Taking gradients through integrals.

See Mohamed et al. (2020) for a roundup.

A common activity for me at the moment is differentiating the integral - for example, through the inverse-CDF lookup.

You see, what I would really like is the derivative of the mass-preserving continuous map \(\phi_{\theta, \tau}\) such that

\[\mathsf{z}\sim F(\cdot;\theta) \Rightarrow \phi_{\theta, \tau}(\mathsf{z})\sim F(\cdot;\tau). \] Now suppose I wish to optimise or otherwise perturb \(\theta\). This gives me a way of continuously parameterising a change in measure with respect to a realisation, and I can differentiate with respect to the parameterisation at

\[\left.\frac{\partial}{\partial \tau} \phi_{\theta, \tau}(\mathsf{z})\right|_{\tau=\theta}\] Let us say I need to differentiate through a monte carlo algorithm to alter its parameters while holding the PRNG fixed.
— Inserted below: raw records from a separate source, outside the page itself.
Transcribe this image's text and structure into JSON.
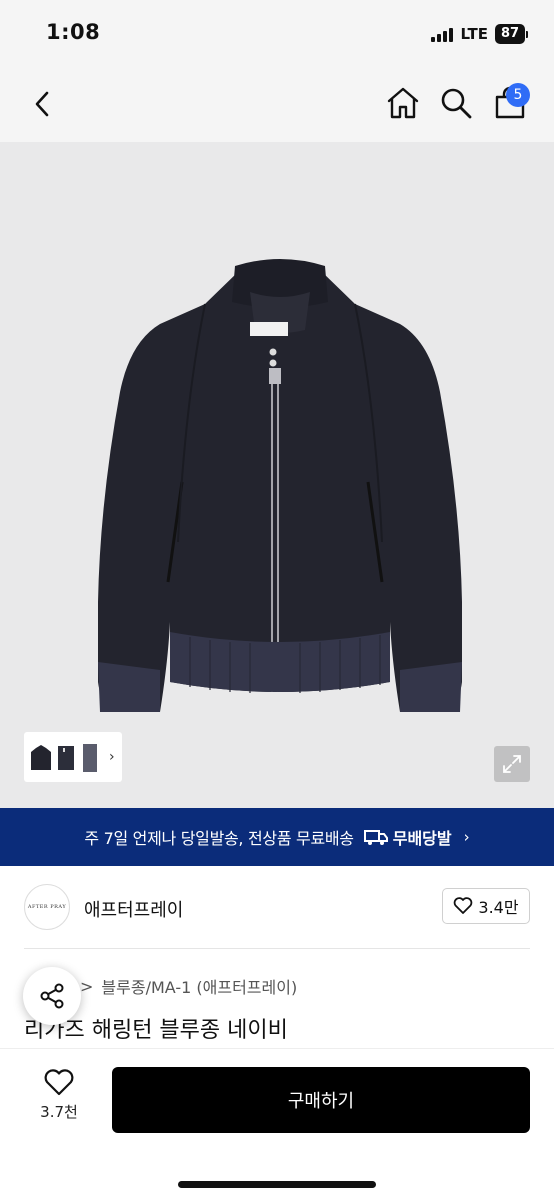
{
  "status_bar": {
    "time": "1:08",
    "network": "LTE",
    "battery": "87"
  },
  "nav": {
    "back_icon": "chevron-left-icon",
    "home_icon": "home-icon",
    "search_icon": "search-icon",
    "cart_icon": "shopping-bag-icon",
    "cart_badge": "5"
  },
  "gallery": {
    "expand_icon": "expand-icon",
    "thumb_chevron": "›"
  },
  "shipping_banner": {
    "text": "주 7일 언제나 당일발송, 전상품 무료배송",
    "brand_label": "무배당발",
    "chevron": "›",
    "bg_color": "#0b2c7a"
  },
  "shop": {
    "logo_text": "AFTER PRAY",
    "name": "애프터프레이",
    "like_count": "3.4만"
  },
  "product": {
    "breadcrumb": [
      ">",
      "블루종/MA-1 (애프터프레이)"
    ],
    "title": "리가즈 해링턴 블루종 네이비"
  },
  "bottom_bar": {
    "wish_count": "3.7천",
    "buy_label": "구매하기"
  }
}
See the reparameterization trick for a way of making this, more or less, feasible for a class of suitably smooth nonparametric neural net problems by transforming it into a slightly different problem. But what if I am not doing some fluffy non-parametric thing but instead a using real and specific parametric distributions. What to do?

How can I get the derivative of such a map? I can look for candidates for the map. Here I can imagine that our observed rv \({\mathsf{x}}\in \mathbb{R}\) is generated via lookups from its iCDF \(F(\cdot;\theta)\) with parameter \(\theta\):

\[\mathsf{x} = F^{-1}(\mathsf{u};\theta) \]
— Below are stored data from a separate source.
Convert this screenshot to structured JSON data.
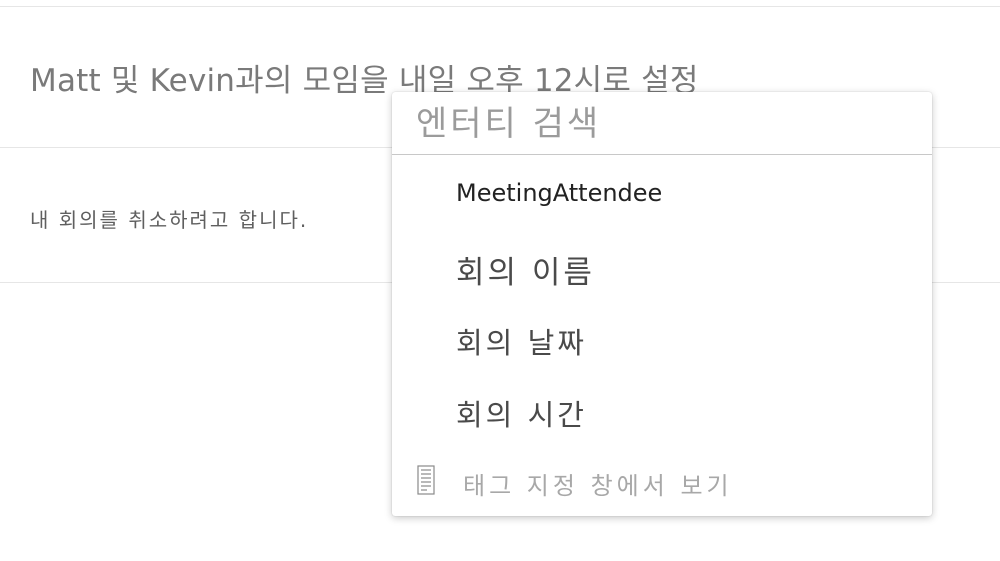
{
  "utterances": [
    "Matt 및 Kevin과의 모임을 내일 오후 12시로 설정",
    "내 회의를 취소하려고 합니다."
  ],
  "entity_popup": {
    "search_placeholder": "엔터티 검색",
    "items": [
      "MeetingAttendee",
      "회의 이름",
      "회의 날짜",
      "회의 시간"
    ],
    "footer_label": "태그 지정 창에서 보기",
    "footer_icon": "document-list-icon"
  }
}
where \(\mathsf{u}\sim\operatorname{Uniform}(0,1)\). Each realization corresponds to a choice of \(u_i\sim \mathsf{u}\) independently.

But maybe I generated my original variable not by the icdf method but by simulating some variable \({\mathsf{z}}\sim F(\cdot; \theta).\) In which case I may as well have generated those \(\mathsf{u}_i\) by taking \(\mathsf{u}_i=F(\mathsf{z}_i;\theta)\) for some \(\mathsf{z} \sim F(\cdot;\theta)\) and I am conceptually generating my RV by fixing \(z_i\sim\mathsf{z}_i\) and taking \(\phi := F^{-1}(F(z_i;\theta);\tau).\) So to find the effect of my perturbation what I actually need is

\[\begin{aligned} \left.\frac{\partial}{\partial \tau} F^{-1}(F(z;\theta);\tau)\right|_{\tau=\theta}\\ \end{aligned}\]
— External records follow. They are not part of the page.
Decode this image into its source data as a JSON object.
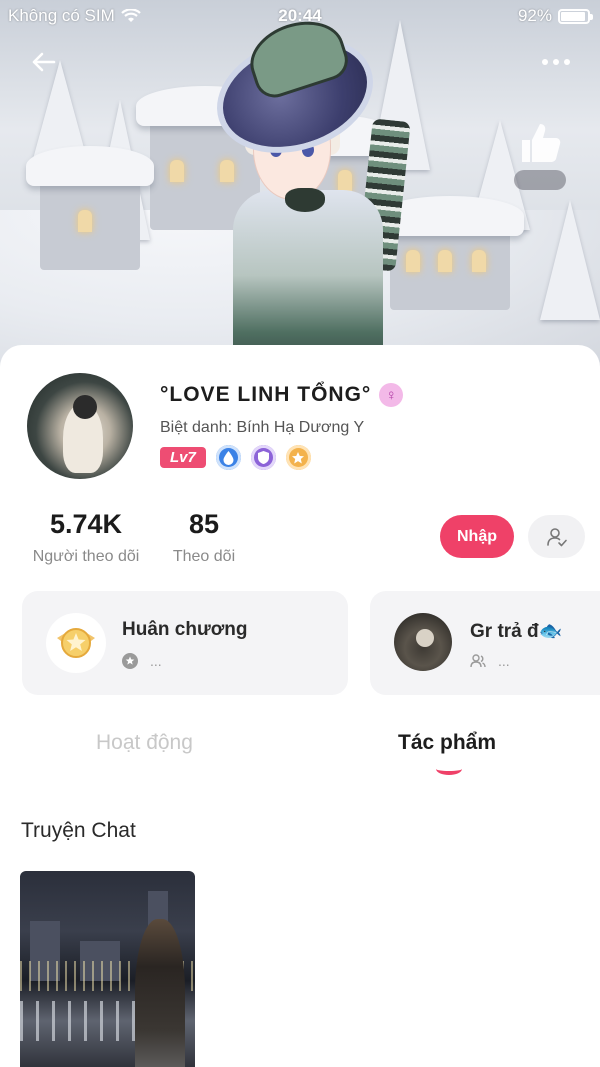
{
  "status_bar": {
    "carrier": "Không có SIM",
    "time": "20:44",
    "battery_percent": "92%",
    "battery_level": 0.92
  },
  "icons": {
    "back": "arrow-left-icon",
    "more": "more-dots-icon",
    "like": "thumbs-up-icon",
    "gender": "female-symbol-icon",
    "follow": "user-check-icon"
  },
  "profile": {
    "name": "°LOVE LINH TỔNG°",
    "gender_symbol": "♀",
    "nickname": "Biệt danh: Bính Hạ Dương Y",
    "level": "Lv7"
  },
  "stats": {
    "followers_count": "5.74K",
    "followers_label": "Người theo dõi",
    "following_count": "85",
    "following_label": "Theo dõi"
  },
  "actions": {
    "enter_label": "Nhập"
  },
  "panels": {
    "medal_title": "Huân chương",
    "medal_sub": "...",
    "group_title": "Gr trả đ🐟",
    "group_sub": "..."
  },
  "tabs": [
    {
      "label": "Hoạt động",
      "active": false
    },
    {
      "label": "Tác phẩm",
      "active": true
    }
  ],
  "section": {
    "title": "Truyện Chat"
  },
  "colors": {
    "accent": "#ef4168",
    "level_badge": "#ee4d73"
  }
}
Does this do what we want? Kinda. So suppose that the parameters in question are something boring, such as the location parameter of a location-scale distribution, i.e. \(F(\cdot;\theta)=F(\cdot-\theta;0).\) Then \(F^{-1}(\cdot;\theta)=F^{-1}(\cdot;0)+\theta\) and thus

\[\begin{aligned} \left.\frac{\partial}{\partial \tau} F^{-1}(F(z;\theta);\tau)\right|_{\tau=\theta} &=\left.\frac{\partial}{\partial \tau} F^{-1}(F(z-\theta;0);0)+\tau\right|_{\tau=\theta}\\ &=\left.\frac{\partial}{\partial \tau}\left(z-\theta+\tau\right)\right|_{\tau=\theta}\\ &=1\\ \end{aligned}\]

OK grand that came out simple enough.

Hyvarinen, Aapo. n.d. “Estimation of Non-Normalized Statistical Models by Score Matching,” 15.

Mohamed, Shakir, Mihaela Rosca, Michael Figurnov, and Andriy Mnih. 2020. “Monte Carlo Gradient Estimation in Machine Learning.” Journal of Machine Learning Research 21 (132): 1–62.

Stoker, Thomas M. 1986. “Consistent Estimation of Scaled Coefficients.” Econometrica 54 (6): 1461–81.

Walder, Christian J., Paul Roussel, Richard Nock, Cheng Soon Ong, and Masashi Sugiyama. 2019. “New Tricks for Estimating Gradients of Expectations.” June 24, 2019.